Now, add 50 microliters of the antibody master mix at double the final desired concentration and incubate it on ice in the dark. Then add 200 microliters of the FACS buffer to each well and centrifuge at 500G for five minutes. Discard the supernatant by flicking.
Then wash the cells in 300 microliters of FACS buffer. Centrifuge in resuspend the cells in 200 microliters of FACS buffer. Finally, transfer the suspension to a flow sort tube containing 300 microliters of FACS buffer.
To analyze the antibody panel, confirm that the cytometer has a minimum of four lasers including red, yellow, blue and violet. Establish the compensation matrix with either compensation beads or single stain cell controls. To calibrate and standardize, run rainbow fluorescent beads at the beginning of each experiment by adjusting the photomultiplier tube voltage until the bead peaks align with the target values from the previous experiments.
Set the photomultiplier tube voltage and gain for the experiment. Then use antibody captured compensation beads to establish a compensation matrix. Next, plot the side scatter area on log versus the forward scatter height on linear in a dot plot.
Gate out debris and select for cell size using the S1 gate. Choose singlet cells in a dot plot of forward scatter width versus forward scatter height with S2 gate. For establishing fluorophore gates, use the relevant FMO for each fluorophore channel.

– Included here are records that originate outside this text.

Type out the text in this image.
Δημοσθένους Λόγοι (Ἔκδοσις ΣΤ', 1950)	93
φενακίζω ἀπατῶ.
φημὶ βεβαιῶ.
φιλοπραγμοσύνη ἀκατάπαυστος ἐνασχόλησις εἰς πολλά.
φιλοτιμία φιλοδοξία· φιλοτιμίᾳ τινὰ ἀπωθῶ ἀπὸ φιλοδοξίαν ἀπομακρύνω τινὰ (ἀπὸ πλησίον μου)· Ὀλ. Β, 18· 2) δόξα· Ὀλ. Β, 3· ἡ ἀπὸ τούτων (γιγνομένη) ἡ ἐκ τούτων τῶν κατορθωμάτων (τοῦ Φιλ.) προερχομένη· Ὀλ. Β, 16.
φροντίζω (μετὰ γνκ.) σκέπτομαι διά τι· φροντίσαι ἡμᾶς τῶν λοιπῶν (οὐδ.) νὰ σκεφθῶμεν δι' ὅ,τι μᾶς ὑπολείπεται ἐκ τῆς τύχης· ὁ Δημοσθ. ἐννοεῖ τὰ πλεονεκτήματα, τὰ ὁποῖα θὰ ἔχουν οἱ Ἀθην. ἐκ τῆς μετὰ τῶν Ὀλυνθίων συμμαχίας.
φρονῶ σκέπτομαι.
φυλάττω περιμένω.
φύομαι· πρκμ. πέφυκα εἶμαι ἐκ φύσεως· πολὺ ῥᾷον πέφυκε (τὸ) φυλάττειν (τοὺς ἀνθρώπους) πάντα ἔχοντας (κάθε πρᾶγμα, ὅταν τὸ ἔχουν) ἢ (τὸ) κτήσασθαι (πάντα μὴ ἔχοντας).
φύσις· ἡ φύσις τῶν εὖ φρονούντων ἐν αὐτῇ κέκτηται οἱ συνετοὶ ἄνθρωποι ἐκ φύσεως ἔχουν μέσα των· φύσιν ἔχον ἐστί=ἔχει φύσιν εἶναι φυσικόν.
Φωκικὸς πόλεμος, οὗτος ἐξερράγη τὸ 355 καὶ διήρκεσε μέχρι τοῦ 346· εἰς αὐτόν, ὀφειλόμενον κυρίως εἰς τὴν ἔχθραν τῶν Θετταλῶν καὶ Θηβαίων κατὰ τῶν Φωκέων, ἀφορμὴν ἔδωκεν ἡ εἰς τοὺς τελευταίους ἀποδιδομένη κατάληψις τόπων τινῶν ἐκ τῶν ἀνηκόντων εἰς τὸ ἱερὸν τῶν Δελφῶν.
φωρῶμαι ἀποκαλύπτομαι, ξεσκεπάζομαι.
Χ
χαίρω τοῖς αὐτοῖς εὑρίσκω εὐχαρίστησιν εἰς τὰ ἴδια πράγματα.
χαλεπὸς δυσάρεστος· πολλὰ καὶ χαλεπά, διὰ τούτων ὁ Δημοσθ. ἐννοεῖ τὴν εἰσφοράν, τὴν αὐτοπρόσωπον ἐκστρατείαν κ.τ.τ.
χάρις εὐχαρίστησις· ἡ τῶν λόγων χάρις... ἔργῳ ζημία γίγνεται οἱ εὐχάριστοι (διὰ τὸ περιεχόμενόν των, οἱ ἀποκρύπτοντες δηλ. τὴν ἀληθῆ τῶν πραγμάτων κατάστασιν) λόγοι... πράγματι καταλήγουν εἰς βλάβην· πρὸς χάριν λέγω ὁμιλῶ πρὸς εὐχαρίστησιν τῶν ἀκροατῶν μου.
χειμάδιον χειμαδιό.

With single parameter histograms, determine the positive signal in each channel and establish the gates accordingly. Carefully record the samples using the established gating strategy. Identify microglia using P2 RY 12 plus signal and determine protein expression in the respective channel for microglia only.
Establish analysis gates on the cytometer analysis software user interface by replicating the same gating strategy used during recording. Use the add statistics function to select the median for the population of interest on the compensated channel height. Export the MFI values for the respective channels to a spreadsheet using the table editor for further statistical analysis.
Lipopolysaccharide treatment induced an increase in histone H3 lysine 27 acetylation when the MFI is normalized within sets. Histogram analysis of the stained cells showed normally distributed populations with cell shifts to increased fluorescence. A similar increase in histone H3 lysine 27 acetylation was seen in the stained cells.